By Whitney Kisling and Inyoung Hwang – Sep 28, 2011
U.S. stocks declined, following a three-day rally for the Standard & Poor’s 500 Index, amid growing concern that European leaders are divided over how to handle Greece’s debt crisis.
Dow Chemical Co. and Alcoa Inc. dropped more than 3.6 percent as commodity companies tumbled. Morgan Stanley and Citigroup Inc. lost at least 1.7 percent as financial shares slipped. Amazon.com Inc. rose 4 percent after unveiling its Kindle Fire tablet computer.
The S&P 500 fell 0.9 percent to 1,165.43 at 1:47 p.m. New York time, after rising 0.8 percent earlier. The Dow Jones Industrial Average lost 56.50 points, or 0.5 percent, to 11,134.19.
“Europe is the issue that is first and foremost in everyone’s mind, so any news that comes out on that does have a strong impact on the market,” Peter Jankovskis, who helps manage about $2.6 billion at Oakbrook Investments in Lisle, Illinois, said in a telephone interview. “Any weakness there is going to be a drag worldwide.”
A four-day rout last week erased $1 trillion from U.S. equities amid concern Greek insolvency is inevitable and Europe can’t contain the damage. The decline left the S&P 500 trading at 12.4 times earnings in the past 12 months, 4.4 percent below its average valuation at the lowest point during the last nine bear markets, Bloomberg data shows.
Stocks fell today as an official said the European Commission is resisting a push to impose bigger writedowns on banks’ holdings of Greek government debt than those agreed at a July 21 summit. The commission opposes ideas that are being floated by some government officials to get banks to accept bigger so-called haircuts and doesn’t want to have talks about any such attempt, the official said on condition of anonymity because the deliberations are private.
Italian and Spanish financial market regulators extended temporary bans on short selling of financial shares that were introduced last month in a bid to stem market volatility, the European Securities and Markets Authority said in an e-mailed statement.
The S&P 500 had climbed 4.1 percent over three days amid optimism that euro-area nations were making progress on plans to tame the region’s government debt crisis.
“The market is on pins and needles over the whole European debt problem,” Thomas Garcia, head of equity trading at Santa Fe, New Mexico-based Thornburg Investment Management Inc., which oversees about $75 billion, said in an e-mail. “Every new rumor or little piece of news moves the market in one direction or the other a percent or two.”
Stocks rose earlier today as a Commerce Department report showed orders for U.S. capital goods climbed in August by the most in three months, a sign business investment continues to support the recovery. Bookings for goods like computers and communications gear, excluding military hardware and aircraft, climbed 1.1 percent, the most since May. Demand for total durable goods dropped 0.1 percent, less than forecast.

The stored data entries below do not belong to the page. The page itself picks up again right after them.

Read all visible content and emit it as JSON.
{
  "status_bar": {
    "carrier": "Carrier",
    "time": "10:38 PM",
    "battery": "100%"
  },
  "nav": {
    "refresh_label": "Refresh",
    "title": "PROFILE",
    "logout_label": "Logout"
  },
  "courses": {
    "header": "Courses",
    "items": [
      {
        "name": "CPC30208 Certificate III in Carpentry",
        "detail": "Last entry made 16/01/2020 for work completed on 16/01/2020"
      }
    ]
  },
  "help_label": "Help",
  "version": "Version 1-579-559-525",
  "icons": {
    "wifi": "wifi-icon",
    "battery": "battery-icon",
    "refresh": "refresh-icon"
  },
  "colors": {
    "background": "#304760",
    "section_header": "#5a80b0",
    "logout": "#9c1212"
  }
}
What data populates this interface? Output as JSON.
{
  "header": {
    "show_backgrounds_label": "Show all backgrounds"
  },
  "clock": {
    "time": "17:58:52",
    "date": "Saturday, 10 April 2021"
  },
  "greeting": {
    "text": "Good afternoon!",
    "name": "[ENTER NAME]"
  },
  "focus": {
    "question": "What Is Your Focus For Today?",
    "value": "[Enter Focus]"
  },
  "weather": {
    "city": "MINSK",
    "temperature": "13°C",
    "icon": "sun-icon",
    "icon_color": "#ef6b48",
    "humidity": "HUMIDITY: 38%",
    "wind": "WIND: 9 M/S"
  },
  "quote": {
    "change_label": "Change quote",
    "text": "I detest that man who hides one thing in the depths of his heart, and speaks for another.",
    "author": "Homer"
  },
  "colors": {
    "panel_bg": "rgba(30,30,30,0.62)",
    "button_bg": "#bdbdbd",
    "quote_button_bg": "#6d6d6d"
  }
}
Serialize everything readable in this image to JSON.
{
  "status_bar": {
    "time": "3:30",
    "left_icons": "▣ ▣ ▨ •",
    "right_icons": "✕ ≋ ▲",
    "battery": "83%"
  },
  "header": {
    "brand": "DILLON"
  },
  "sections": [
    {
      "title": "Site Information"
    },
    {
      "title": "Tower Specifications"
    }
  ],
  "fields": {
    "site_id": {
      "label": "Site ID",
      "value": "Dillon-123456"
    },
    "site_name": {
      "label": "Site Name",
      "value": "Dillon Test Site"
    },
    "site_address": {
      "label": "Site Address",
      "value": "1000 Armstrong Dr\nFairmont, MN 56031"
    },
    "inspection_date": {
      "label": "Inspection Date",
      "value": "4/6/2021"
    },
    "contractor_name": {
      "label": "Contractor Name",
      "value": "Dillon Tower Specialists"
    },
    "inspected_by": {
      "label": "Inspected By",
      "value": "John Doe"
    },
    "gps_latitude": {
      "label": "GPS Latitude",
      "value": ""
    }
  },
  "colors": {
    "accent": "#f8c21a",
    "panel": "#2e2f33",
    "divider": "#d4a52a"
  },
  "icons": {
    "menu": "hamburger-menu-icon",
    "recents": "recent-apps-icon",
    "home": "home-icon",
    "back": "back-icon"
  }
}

The S&P 500 has been trading between about 1,100 and 1,300 since the beginning of August. The benchmark gauge for U.S. equities climbed as high as 1,363.61 on April 29, before starting a decline of as much as 18 percent through August. The index is down 6.5 percent for the year through yesterday. Strategists estimate it will climb to 1,305, according to the average in a Bloomberg survey.
Raw-material companies fell the most among 10 groups in the S&P 500 today, tumbling 3.2 percent. The Morgan Stanley Cyclical Index of companies most-tied to the economy lost 2 percent. The Dow Jones Transportation Average, a proxy for the economy, slumped 1.7 percent. Alcoa declined 3.6 percent to $10.10. Dow Chemical slid 4.8 percent to $24.12.
The KBW Bank Index lost 1.1 percent, with Morgan Stanley falling 2.9 percent to $14.53. Citigroup slid 1.7 percent to $26.53. A group of S&P 500 financial shares have plunged 25 percent from the April high through yesterday, the biggest drop among the 10 industry groups. Utilities companies have been the only group to gain, adding 2.1 percent in the same period.
Amazon.com shares rose 4 percent to $233.15. The world’s largest online retailer unveiled its Kindle Fire tablet computer, in a move that takes aim at Apple Inc.’s bestselling iPad with a device that’s smaller and less than half the price. Chief Executive Officer Jeff Bezos is betting he can leverage Amazon’s dominance in e-commerce to pose a challenge to Apple’s iPad, after tablets from rivals such as Hewlett-Packard Co. and Research In Motion Ltd. have fallen short.